Wbrew zarzutom, prawidłowe są ustalenia Sądu Rejonowego w zakresie tego, iż zachowanie E. K. jako kierowcy A. i stan techniczny tego samochodu, w szczególności jego oświetlenie w żaden sposób nie przyczyniły się do zaistnienia wypadku. Kierująca samochodem A. w pełni zachowała wymogi związane ze zmianą kierunku jazdy określone w art. 22 ustawy Prawo o ruchu drogowym. Zbliżyła się do osi jezdni, włączyła lewy kierunkowskaz a następnie zatrzymała się w celu przepuszczenia samochodów jadących z przeciwnego kierunku ruchu. W momencie, gdy zamierzała ruszać, na jej samochód najechał samochód kierowany przez oskarżonego. Nie budzi też żadnych wątpliwości, że pojazd przez nią kierowany był sprawny technicznie, łącznie z prawidłowo działającymi światłami drogowymi i kierunkowskazami, o czym była już mowa wyżej.
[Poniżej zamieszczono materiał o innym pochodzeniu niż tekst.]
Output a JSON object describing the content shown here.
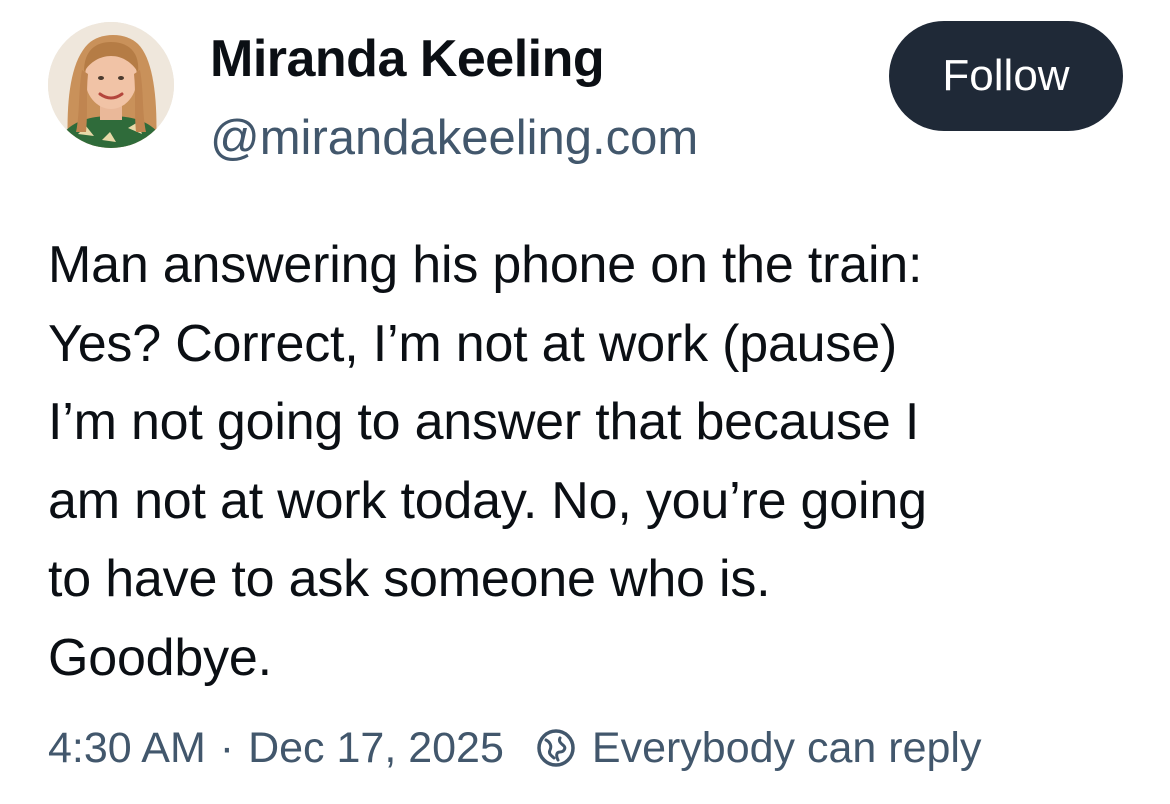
{
  "post": {
    "author": {
      "display_name": "Miranda Keeling",
      "handle": "@mirandakeeling.com"
    },
    "follow_label": "Follow",
    "text_lines": [
      "Man answering his phone on the train:",
      "Yes? Correct, I’m not at work (pause)",
      "I’m not going to answer that because I",
      "am not at work today. No, you’re going",
      "to have to ask someone who is.",
      "Goodbye."
    ],
    "time": "4:30 AM",
    "separator": "·",
    "date": "Dec 17, 2025",
    "reply_setting": "Everybody can reply",
    "reply_icon": "globe-icon"
  },
  "colors": {
    "follow_bg": "#1f2937",
    "muted_text": "#42576c",
    "primary_text": "#0b0f14"
  }
}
Wbrew dalszym zarzutom Sąd Odwoławczy nie dopatrzył się też naruszenia przepisów proceduralnych wskazywanych w apelacji, to jest art. 7 i 5 k.p.k. Przytoczone w apelacji okoliczności mające świadczyć o tym, że Sąd I instancji, ustalając stan faktyczny, pominął istotne dowody, naruszył zasady prawidłowego rozumowania, nie stosował się do wskazań wiedzy lub zignorował nauki płynące z doświadczenia życiowego - jak to już wskazano wyżej - są całkowicie nietrafne. Sąd Odwoławczy podzielił zaprezentowaną przez Sąd I instancji ocenę zebranych dowodów, która jest obiektywna i rzeczowa, uwzględnia wskazania wiedzy, doświadczenia życiowego oraz zasady logicznego rozumowania. Sąd I instancji zbadał i uwzględnił okoliczności przemawiające zarówno na korzyść jak i na niekorzyść oskarżonego, koncentrując się na elementach istotnych dla sprawy, pomijając zaś poboczne, nie mające żadnego znaczenia.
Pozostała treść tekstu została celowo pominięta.